Zoolorgy
Dir: Oliver Stone
Starring: various Animals, You
Runtime: 2 hrs 11 mins
From the moment you sit down in the theatre to watch Zoolorgy, you are molested by a glorious orgy of colors and sounds. Zoolorgy is a veritable gangbang of your senses.
It’s impossible to describe Zoolorgy without losing it. The best I can do is recreate for you what the experience of Zoolorgy is like.
Watching Zoolorgy is like being a bright-eyed child of five again. Your parents take you to the zoo for the very first time. But when you arrive, the bars and cages have vanished. The animals are roaming free; the lions and the tigers, the hippopotamuses and the egrets; they are all free. And they are having an enormous inter-species orgy right before your eyes. All the animals going at it, as if they had no cares in the world.

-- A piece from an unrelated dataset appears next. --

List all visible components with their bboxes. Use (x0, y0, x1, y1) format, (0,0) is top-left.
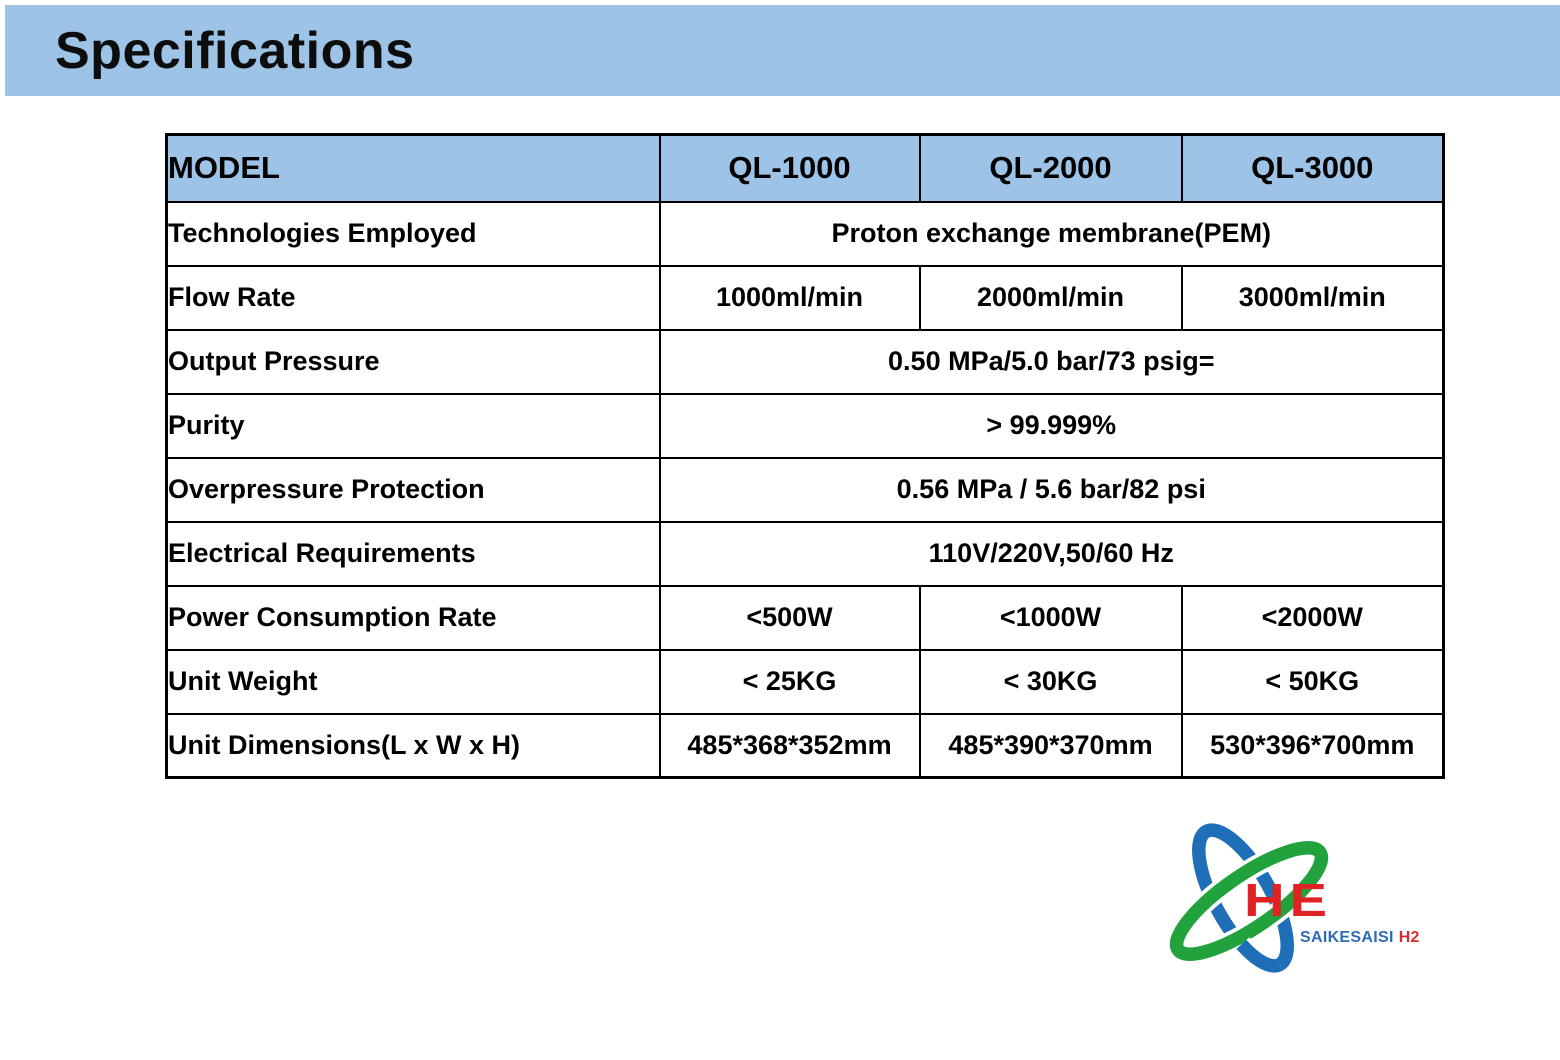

Perhaps that was poor example, allow me to try again:
Imagine you are on a desert island, with nothing but a coconut tree, sand, and a couple of shells. If you’re a dude, you’ve got this really hairy beard. Your throat is parched; you haven't had fresh water for days. The sun is beating down on you like a drunken father.

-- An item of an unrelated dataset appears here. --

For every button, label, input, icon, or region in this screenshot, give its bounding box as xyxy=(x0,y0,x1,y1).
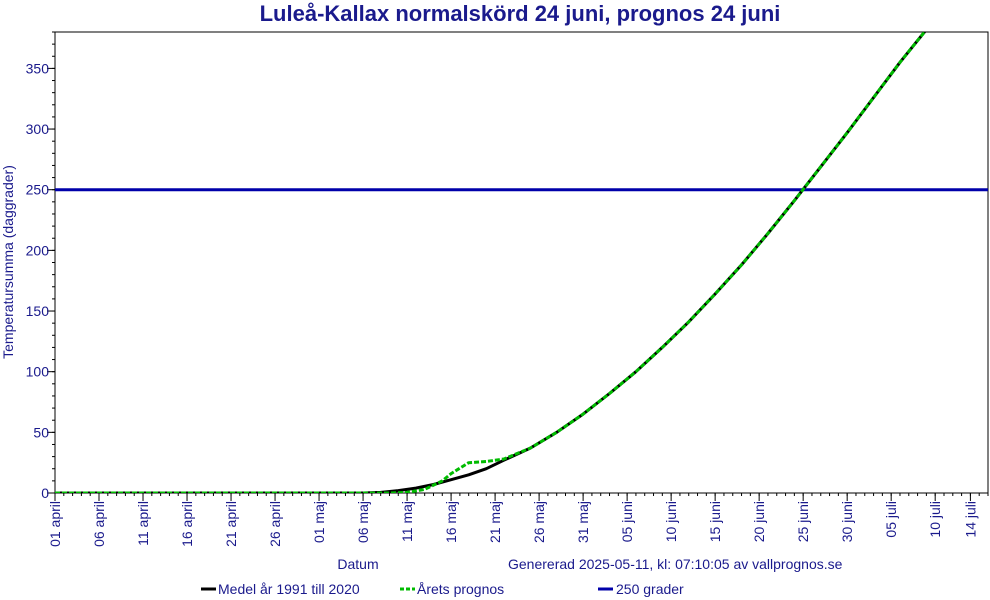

Suddenly, you see a boat on the horizon, coming to rescue you. But as it draws closer, you realize there are no humans on this boat. It’s a boat full of animals. And they're all having sex with one another. There are monkeys, and there are chickadees, and snakes, and rhinoceroses, and gibbons, and rats, and lemurs. All of them going in and out of one another with an almost reckless abandon.
Zoolorgy, at it's heart, is a celebration of life.
4 out of 5 stars.
3 comments:
I never got around to seeing this one. It sounded too derivative of his earlier film, "Animals Fucking." And after your description, I know the sad truth: Stone has lost his edge.
I respectfully disagree, Mr Catlett. Stone was like a young boy lost in the wilderness when he made "Animals Fucking." Ebert called the film "Totally gross... a movie worthy of it's name."
"Animals Fucking" is the precursor to "Zoolorgy" in the same way that monkeys are precursors to humans. The human form is the perfected version. A form made in God's likeness. Sure, monkeys are great, and we'd sleep with them if there were no other options. But why sleep with a monkey when you can sleep with a human instead? I suppose it really gets down to what she looks like and what the monkey looks like. And after a certain amount of drinks, the line between human and monkey doesn't seem nearly as important as it did in the beginning.
I forget where this analogy was going...
You're saying you would choose Helena Bonham Carter in Planet of the Apes over Estella Warren in Planet of the Apes. I honestly don't blame you.